Area teens preparing for challenge of sorority's yearly cover girl pageant

November 24, 1997|By Melinda Rice | Melinda Rice,SPECIAL TO THE SUN

Giggles punctuated a soaring, slightly off-key rendition of Whitney Houston's "Count on Me" as teens vying for the title of Miss Cover Girl 1998 practiced Saturday for next week's pageant.

Shimare Spencer, 15, and La-Shaon Hill, 17, worked out the timing of their duet as the pageant's seven other contestants watched and waited their turns.

"I'm in this to have fun," said Shimare, a sophomore at Glen Burnie Senior High School.

The contestants gathered at Holy Temple Church of God in Annapolis for what was their next-to-last practice before the big day. Sunday, one of them will be crowned -- tiara-ed, actually -- Miss Cover Girl.

"I'm nervous, very nervous," said Morgan Macy, a 16-year-old junior at Severna Park Senior High.

The pageant is the highlight of Alpha Kappa Alpha's annual campaign to raise scholarship money for African-American girls.

AKA is an 89-year-old black sorority with 860 undergraduate and professional chapters worldwide. Each professional chapter stages its own fund-raisers every year, but they all have the same goal.

"The point really is to develop these young girls socially, spiritually and to give them educational opportunities," said AKA member Ramona Green of Annapolis. "I think we do some good."

The Annapolis chapter of AKA has conducted calendar girl contests each year since 1967.

To participate in the pageant, girls must commit to the AKA xTC program for a year, beginning in June. From then until November, the teens attend seminars on such topics as etiquette, financial planning, sexuality and self-esteem.

"It's really fun -- meeting all these new people and doing the different activities," said Quiana Harris, 17, a senior at Old Mill Senior High in Severna Park.

During the same period, the girls must work with their families and AKA sponsors to raise money for sorority programs.

All the money goes into a fund administered by AKA, a nonprofit organization. About half goes to scholarships for college-bound girls selected by AKA members. The rest is used for enrichment programs for the girls who raised the money.

"Raising that money is hard," said Chynika Beavers, 15, a junior at Annapolis Senior High. "I sold snowballs every day in the summer."

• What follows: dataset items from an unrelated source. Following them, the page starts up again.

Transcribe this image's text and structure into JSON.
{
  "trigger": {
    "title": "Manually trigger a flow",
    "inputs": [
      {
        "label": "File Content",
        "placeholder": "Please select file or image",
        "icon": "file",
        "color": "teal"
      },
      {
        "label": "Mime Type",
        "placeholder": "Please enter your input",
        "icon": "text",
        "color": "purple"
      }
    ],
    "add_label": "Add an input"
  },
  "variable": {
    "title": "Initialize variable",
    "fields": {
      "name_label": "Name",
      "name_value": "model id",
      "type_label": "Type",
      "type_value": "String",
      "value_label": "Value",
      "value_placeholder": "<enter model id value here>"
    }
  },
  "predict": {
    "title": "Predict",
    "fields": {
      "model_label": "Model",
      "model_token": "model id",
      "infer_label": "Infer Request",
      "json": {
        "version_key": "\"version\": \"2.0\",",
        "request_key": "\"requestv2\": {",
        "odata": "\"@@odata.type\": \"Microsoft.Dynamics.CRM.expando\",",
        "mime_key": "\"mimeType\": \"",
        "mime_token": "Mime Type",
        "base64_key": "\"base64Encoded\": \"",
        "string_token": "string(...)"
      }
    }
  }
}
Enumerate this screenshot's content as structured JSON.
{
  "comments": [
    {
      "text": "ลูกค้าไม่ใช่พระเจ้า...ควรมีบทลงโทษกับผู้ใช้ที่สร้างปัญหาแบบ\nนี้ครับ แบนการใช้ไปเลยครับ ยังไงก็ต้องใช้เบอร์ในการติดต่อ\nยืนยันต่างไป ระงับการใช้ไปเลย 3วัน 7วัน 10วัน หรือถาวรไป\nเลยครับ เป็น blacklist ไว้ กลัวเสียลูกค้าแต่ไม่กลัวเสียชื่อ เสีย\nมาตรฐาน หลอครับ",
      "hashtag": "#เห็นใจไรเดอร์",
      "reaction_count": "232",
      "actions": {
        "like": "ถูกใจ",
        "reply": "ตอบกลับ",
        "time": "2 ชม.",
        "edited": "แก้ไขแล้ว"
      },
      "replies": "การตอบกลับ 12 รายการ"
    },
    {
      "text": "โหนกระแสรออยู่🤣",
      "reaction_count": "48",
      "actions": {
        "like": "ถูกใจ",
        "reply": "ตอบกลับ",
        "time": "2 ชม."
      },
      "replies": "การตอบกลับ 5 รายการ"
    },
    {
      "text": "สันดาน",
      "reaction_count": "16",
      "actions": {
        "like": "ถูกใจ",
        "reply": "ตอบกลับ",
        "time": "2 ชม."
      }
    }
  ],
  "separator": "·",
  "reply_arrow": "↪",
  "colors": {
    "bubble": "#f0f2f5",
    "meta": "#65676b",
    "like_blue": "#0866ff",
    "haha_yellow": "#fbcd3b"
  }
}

Other girls staged church dinners, had bake sales and sweet-talked relatives into sponsoring them or buying ads in the pageant program.

"I was just really nice to them," said Brea Stanton, 16, a junior at Annapolis Senior High, who favored the sweet-talking method.

The pageant is a formality. Whoever raises the most money is crowned Miss Cover Girl. Her award: a tiara and her picture on the cover of a checkbook-sized calendar published by AKA. Pictures of the other girls adorn pages of the calendar, in descending order of how much money they raised.

"I hope I'm an early month," Morgan said.

AKA members try to get 13 contestants, but could find only nine willing to commit to the yearlong process this year.

"I'd like to reach so many more girls," said AKA member Doris Scott, also of Annapolis. "When you see so many girls in trouble, you just say, 'Maybe this is a situation for me to do something.' "

After the pageant, the calendar girls are supposed to stay with the program until June. They go to the theater and attend more AKA seminars. If they complete the program, the girls become eligible for sorority scholarships. They also take a trip together, paid for from the money they raised. Destinations for past groups included the Bahamas, Canada and Bermuda.

Mary Kidd Keaser, 45, remembers the AKA program as a big deal for her. She was Miss Cover Girl 1969.

"I'm better for it. I think it helped me establish goals," she said. Keaser briefly attended Bowie State College before embarking on a 17-year government career.

Ursula Chambers Watson, Miss July 1970, said participating in the program helped her focus and gave her the confidence to do some modeling in her teens. Watson eventually earned a doctorate and is a pupil personnel worker for the Anne Arundel Board of Education -- a job that used to be known as truant officer.

Keaser and Watson will relive their days as calendar girls Sunday, along with about 50 other past participants. They were invited to celebrate the 30th anniversary of the calendar girl fund-raiser.

"It was exciting to be a part of it," said April Jefferson Wilkerson, Miss Cover Girl 1978. "I'll be there. I'm looking forward to it."

Tickets for the 4 p.m. pageant at the Wyndham Garden Hotel in Annapolis are $40. Information: 410-987-8462 or 410-849-8467.